My column, Workplace Referee, is designed to help employees and managers gain better insight into each other's points of view (POV). Have a situation you'd like me to address? Please submit it by email HERE. Don't worry, I'll keep your identity private.

New Employee Is Making My Old Employee Bad, Now What?

Employee POV: I've been a loyal employee for 10+ years. I helped the company through some tough years. Recently, my boss hired a much younger employee to help with additional workload. The new guy is definitely more tech-savvy than me, works a lot of overtime, and is getting a lot of attention for how well he is producing. Meanwhile, I'm sensing a cold shoulder from my boss. He's been more critical of my work and less chatty with me. Should I worry about losing my job? I can't imagine they'd let me go, I've got a lot of company knowledge.

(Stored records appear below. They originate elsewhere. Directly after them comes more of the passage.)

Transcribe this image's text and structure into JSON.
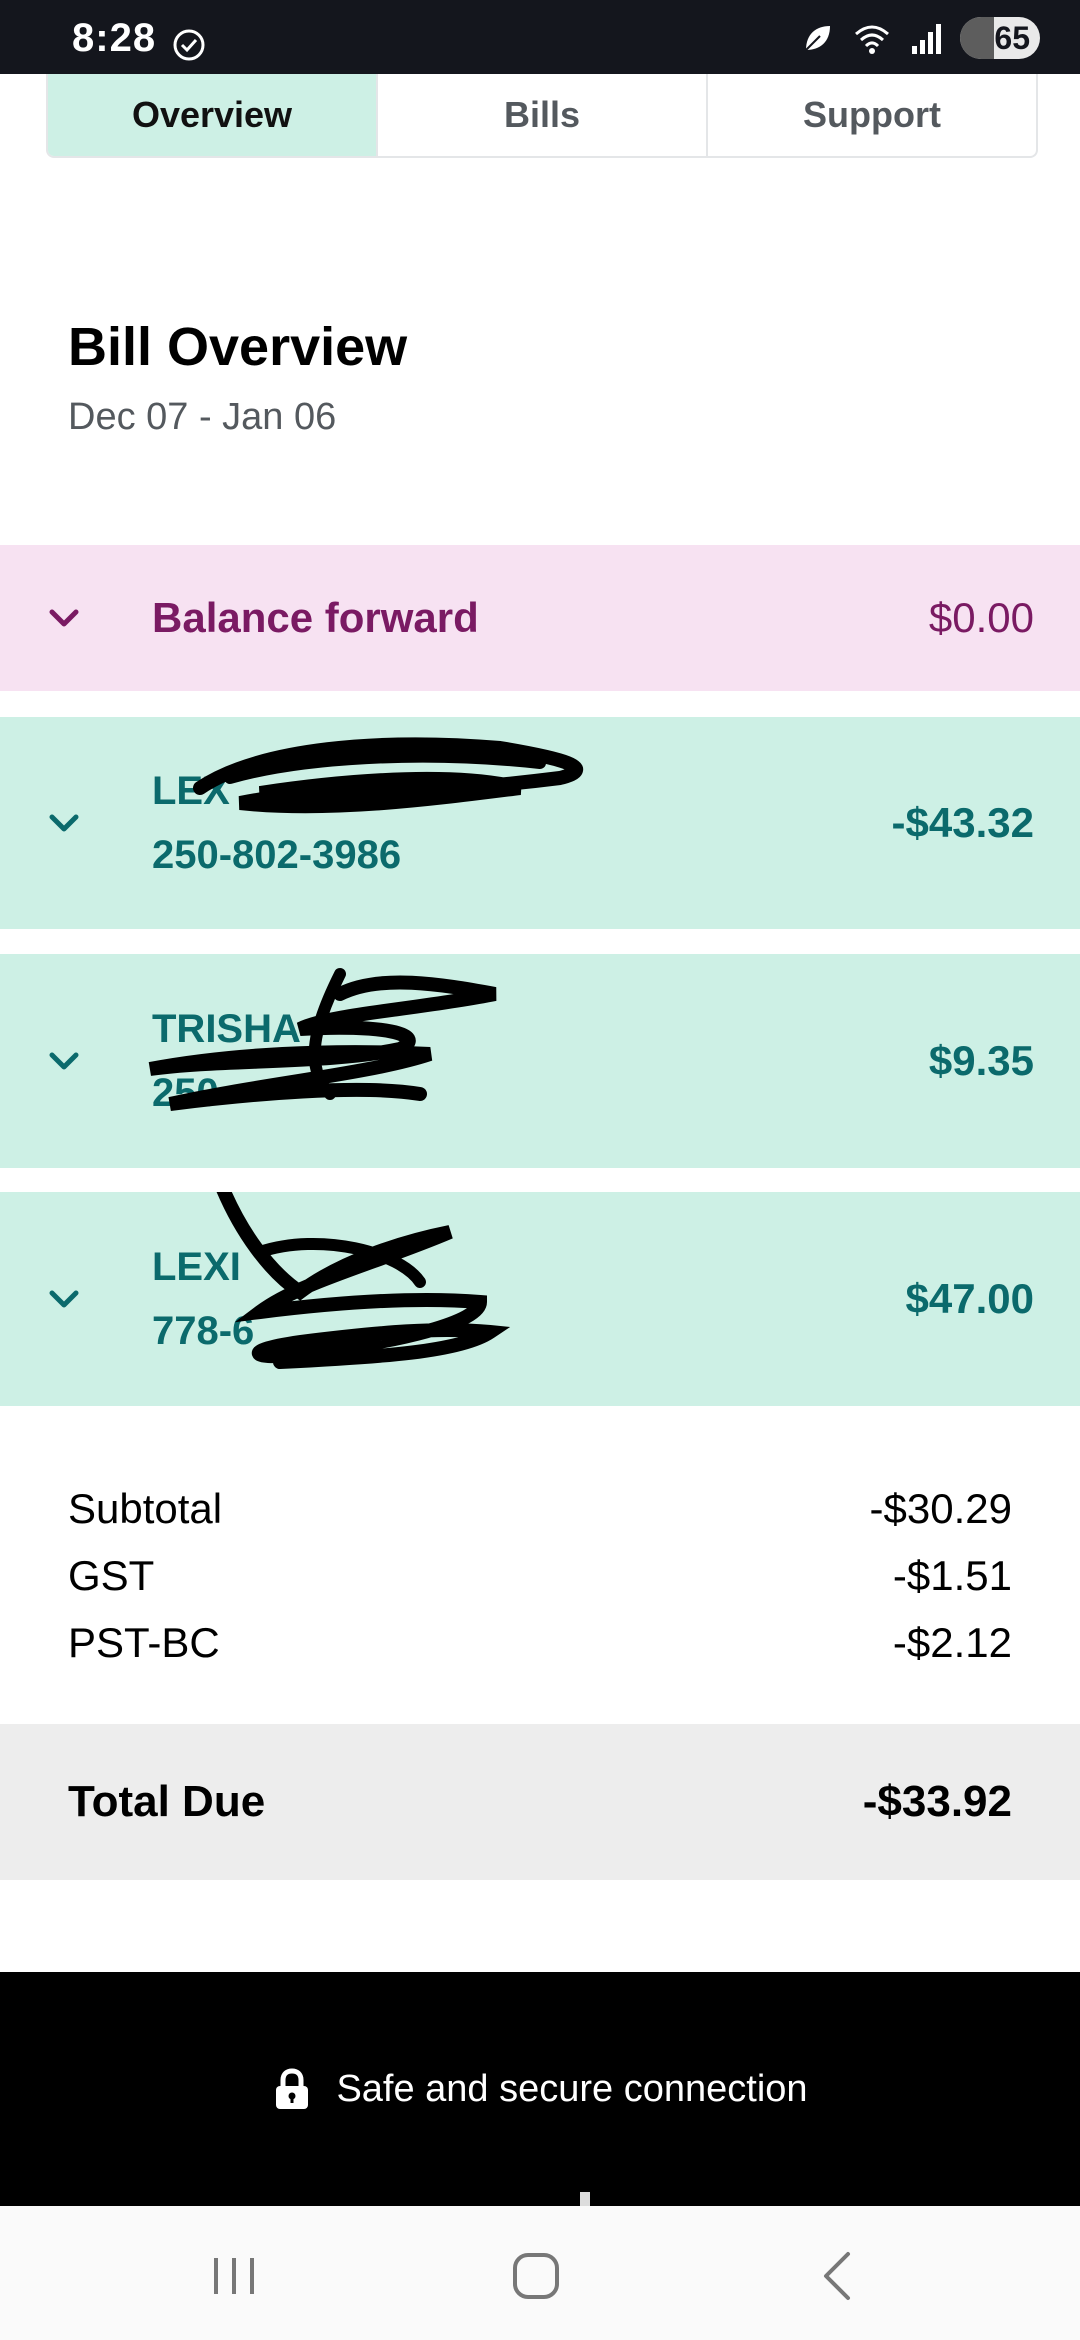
{
  "status_bar": {
    "time": "8:28",
    "battery": "65",
    "icons": [
      "check-circle-icon",
      "leaf-icon",
      "wifi-icon",
      "signal-icon",
      "battery-icon"
    ]
  },
  "tabs": [
    {
      "label": "Overview",
      "active": true
    },
    {
      "label": "Bills",
      "active": false
    },
    {
      "label": "Support",
      "active": false
    }
  ],
  "bill": {
    "title": "Bill Overview",
    "period": "Dec 07 - Jan 06"
  },
  "rows": {
    "balance_forward": {
      "label": "Balance forward",
      "amount": "$0.00"
    },
    "line1": {
      "name": "LEX",
      "number": "250-802-3986",
      "amount": "-$43.32"
    },
    "line2": {
      "name": "TRISHA",
      "number": "250-",
      "amount": "$9.35"
    },
    "line3": {
      "name": "LEXI",
      "number": "778-6",
      "amount": "$47.00"
    }
  },
  "summary": {
    "subtotal_label": "Subtotal",
    "subtotal": "-$30.29",
    "gst_label": "GST",
    "gst": "-$1.51",
    "pst_label": "PST-BC",
    "pst": "-$2.12",
    "total_label": "Total Due",
    "total": "-$33.92"
  },
  "footer": {
    "secure_text": "Safe and secure connection"
  },
  "colors": {
    "tab_active": "#cdf0e5",
    "balance_bg": "#f7e2f2",
    "balance_text": "#7a1a63",
    "line_bg": "#cdf0e5",
    "line_text": "#0b6a6c",
    "total_bg": "#ededed"
  }
}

Manager POV: My long-term employee has provided good value over the years - and he's been paid well for it too. However, there were several occasions where I felt he was getting too relaxed in the job. But, then he'd pull through in a clutch, so I would let it slide. However, my newest hire is now showing me how much more productive the older employee should be. I'm starting to resent the fact the older employee is getting paid double what the younger one is. Why am I paying so much and getting so little in return? Maybe it is time to change things up.

Who's at fault?

This is a classic case of a working relationship getting too comfortable. Both sides got lazy. Here are two things to consider:

  1. Employees are really businesses-of-one who are selling their services to the employer. Employees must always provide the greatest amount of value they can, or risk being replaced by someone who is better, faster, or cheaper. Over the course of the ten years, this employee didn't continue to learn and grow in a way that increased value to the employer. He lost sight of the fact that every time he got a paycheck, he'd been paid in full for what he'd done. Loyalty isn't a form of job insurance.
  2. The boss is also at fault for not voicing his concerns as they arose over the years. If he felt the employee wasn't delivering the right level of activity, he should have said so. Allowing the behavior to go wrongly made the employee think his performance was acceptable.

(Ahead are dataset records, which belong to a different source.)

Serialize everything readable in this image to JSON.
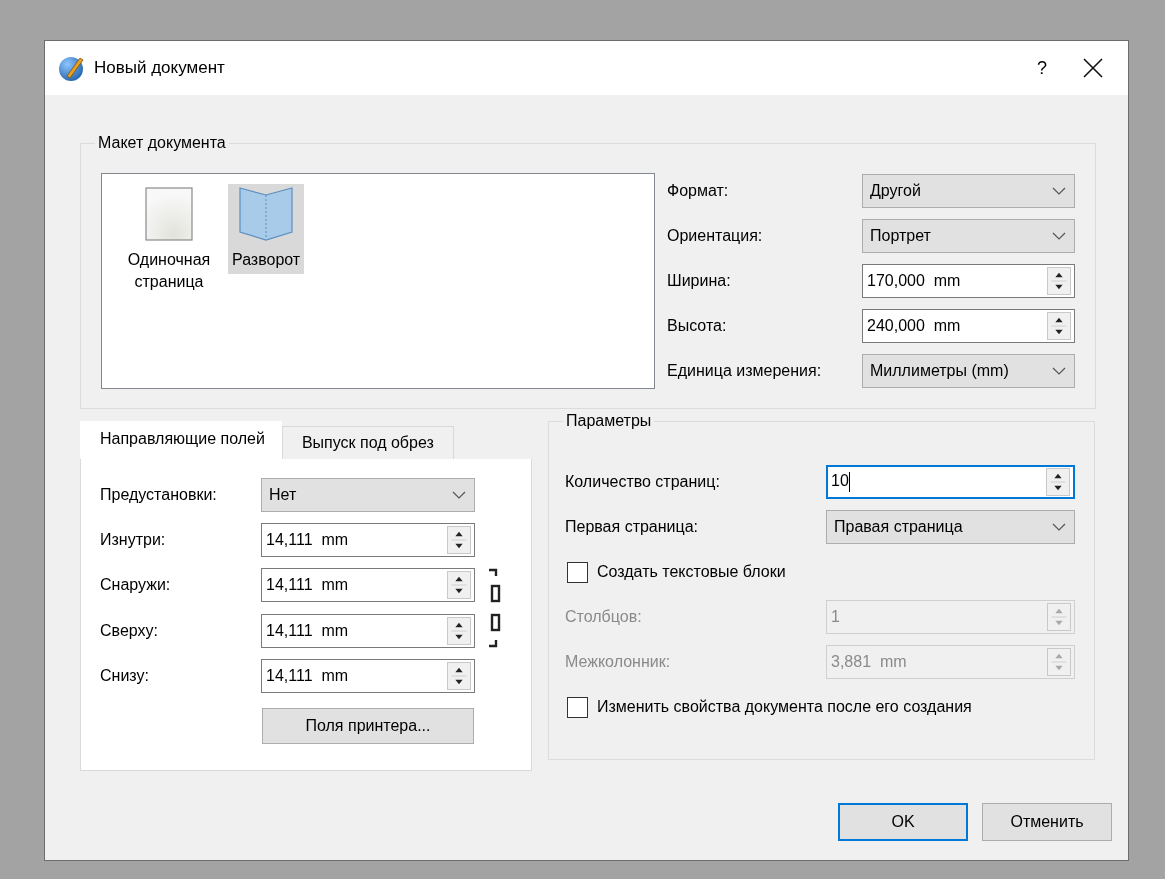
{
  "window": {
    "title": "Новый документ",
    "help": "?"
  },
  "layout_group": {
    "title": "Макет документа",
    "layouts": [
      {
        "label": "Одиночная страница",
        "kind": "single",
        "selected": false
      },
      {
        "label": "Разворот",
        "kind": "spread",
        "selected": true
      }
    ],
    "settings": [
      {
        "kind": "combo",
        "label": "Формат:",
        "value": "Другой"
      },
      {
        "kind": "combo",
        "label": "Ориентация:",
        "value": "Портрет"
      },
      {
        "kind": "spin",
        "label": "Ширина:",
        "value": "170,000  mm"
      },
      {
        "kind": "spin",
        "label": "Высота:",
        "value": "240,000  mm"
      },
      {
        "kind": "combo",
        "label": "Единица измерения:",
        "value": "Миллиметры (mm)"
      }
    ]
  },
  "margin_tabs": {
    "tabs": [
      {
        "label": "Направляющие полей",
        "selected": true
      },
      {
        "label": "Выпуск под обрез",
        "selected": false
      }
    ],
    "rows": [
      {
        "kind": "combo",
        "label": "Предустановки:",
        "value": "Нет"
      },
      {
        "kind": "spin",
        "label": "Изнутри:",
        "value": "14,111  mm"
      },
      {
        "kind": "spin",
        "label": "Снаружи:",
        "value": "14,111  mm"
      },
      {
        "kind": "spin",
        "label": "Сверху:",
        "value": "14,111  mm"
      },
      {
        "kind": "spin",
        "label": "Снизу:",
        "value": "14,111  mm"
      }
    ],
    "button": "Поля принтера..."
  },
  "params": {
    "title": "Параметры",
    "rows": [
      {
        "kind": "spin",
        "label": "Количество страниц:",
        "value": "10",
        "focused": true,
        "disabled": false
      },
      {
        "kind": "combo",
        "label": "Первая страница:",
        "value": "Правая страница",
        "focused": false,
        "disabled": false
      },
      {
        "kind": "checkbox",
        "label": "Создать текстовые блоки",
        "checked": false,
        "disabled": false
      },
      {
        "kind": "spin",
        "label": "Столбцов:",
        "value": "1",
        "focused": false,
        "disabled": true
      },
      {
        "kind": "spin",
        "label": "Межколонник:",
        "value": "3,881  mm",
        "focused": false,
        "disabled": true
      },
      {
        "kind": "checkbox",
        "label": "Изменить свойства документа после его создания",
        "checked": false,
        "disabled": false
      }
    ]
  },
  "buttons": [
    {
      "label": "OK",
      "default": true
    },
    {
      "label": "Отменить",
      "default": false
    }
  ]
}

What can both sides learn from this?

In this situation, I would advise each side as follows:

Employee Takeaway: Your performance is your responsibility. Proactively set regular meetings with your boss to discuss how you can continue to add value and justify the cost of your employment. The boss is the customer and you need to regularly check-in to make sure he is satisfied. The moment you get a sense he is unhappy (i.e. changes how he communicates with you), it's time to set a meeting to find out what you can do to make things right.

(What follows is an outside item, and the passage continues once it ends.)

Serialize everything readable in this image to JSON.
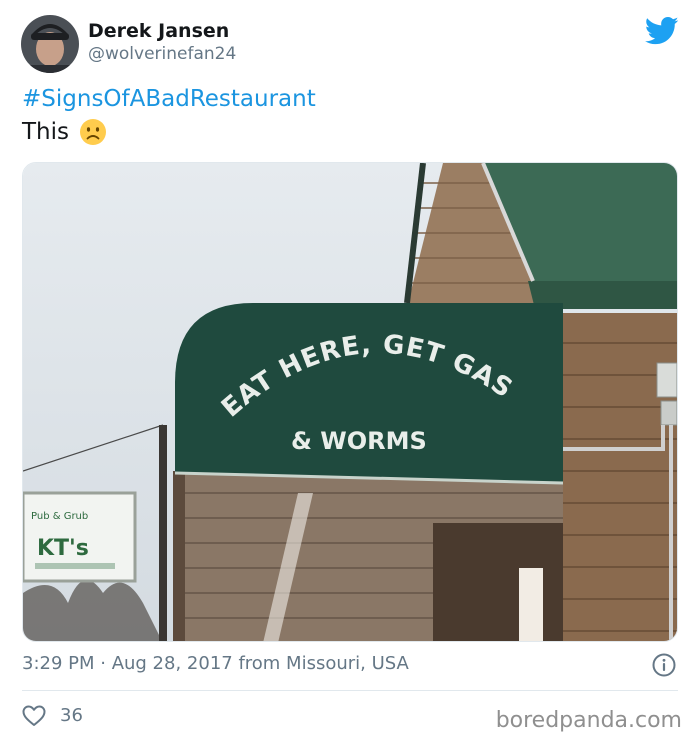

Manager Takeaway: Never let average performance and complacency go on long-term. When you feel like an employee isn't pulling his weight, you need to have a one-on-one conversation with him. Not acknowledging the behavior and allowing it to continue sends the wrong message. More importantly, it can make for an uncomfortable situation should you one day need to let the employee go for lack of performance, since it will likely catch him by surprise. And, depending on the circumstances, it can also put you at risk of an age discrimination lawsuit. Especially, if you are letting the older work go because a younger, less expensive employee is replacing him.